A vent’anni da "Orlan a Roma 1964-1996", l’artista e performer francese Orlan - nota per la sua radicalità, per il coraggio e per l'innata capacità di cavalcare lo spirito dei tempi - torna nella Capitale in una veste inedita: in 3D. La mostra "VideORLAN - Technobody" - al Macro di Roma dal 25 ottobre al 3 dicembre 2017 - è caratterizzata da un sorprendente uso del digitale, frutto del recente affacciarsi dell'artista a una realtà virtuale apparentemente opposta e simmetrica alla carnalità dei lavori che hanno caratterizzato il suo percorso precedente.
La mostra - L’esposizione - a cura di Alessandra Mammì, promossa da Roma Capitale, Assessorato alla Crescita culturale - Sovrintendenza Capitolina ai Beni Culturali, e realizzata in collaborazione con Villa Medici e con Studio Stefania Miscetti - ripercorre l’intera avventura artistica di Orlan, dalle prime sculture fotografiche, alle performance registrate su video, fino alle ultime opere che usano la realtà aumentata e il 3D. Per la prima volta in Italia, inoltre, sarà sperimentato “Expérimentale Mise en jeu”, un videogioco con installazione interattiva, in cui Orlan parte dalle rovine per sfidare il visitatore a ricostruire il mondo.

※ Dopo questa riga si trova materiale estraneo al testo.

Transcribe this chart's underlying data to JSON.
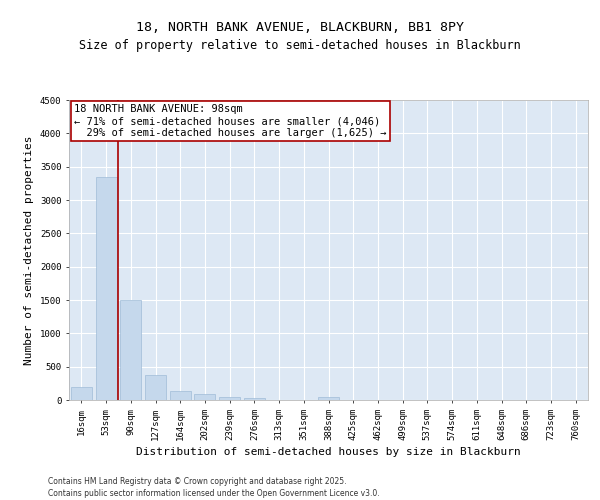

Opere - In mostra, inoltre, “Self-hybridations”, la recente serie di opere di realtà aumentata che, a partire dalle maschere dell'Opera di Pechino, trasforma Orlan in un avatar in 3D che salta acrobaticamente fuori dal quadro, occupando iPad e smartphone dei visitatori. L'opera è portatrice di un messaggio politico che contesta le regole del teatro lirico nazionale cinese, nel quale il palcoscenico è ancora vietato alle donne. E ancora “MèsuRages” (1968-2012), alcune azioni in cui Orlan usa il proprio corpo come unità di misura riprendendo al femminile la massima pitagorica che "l'uomo è misura di tutte le cose". Si tratta ancora di una scelta politica, atta a esprimere la sua rabbia e la volontà di restituire al corpo femminile un potere di controllo e occupazione di spazio.
Il digitale - Per la performer francese, il digitale rappresenta un modo diverso di costruire le immagini e di traghettare i temi cult della sua arte (il corpo, la sessualità, gli stereotipi di bellezza, le imposizioni culturali, politiche, religiose, e l’ampia simbologia che va dalla metamorfosi all’ibrido) verso universi più impalpabili, ma non meno potenti.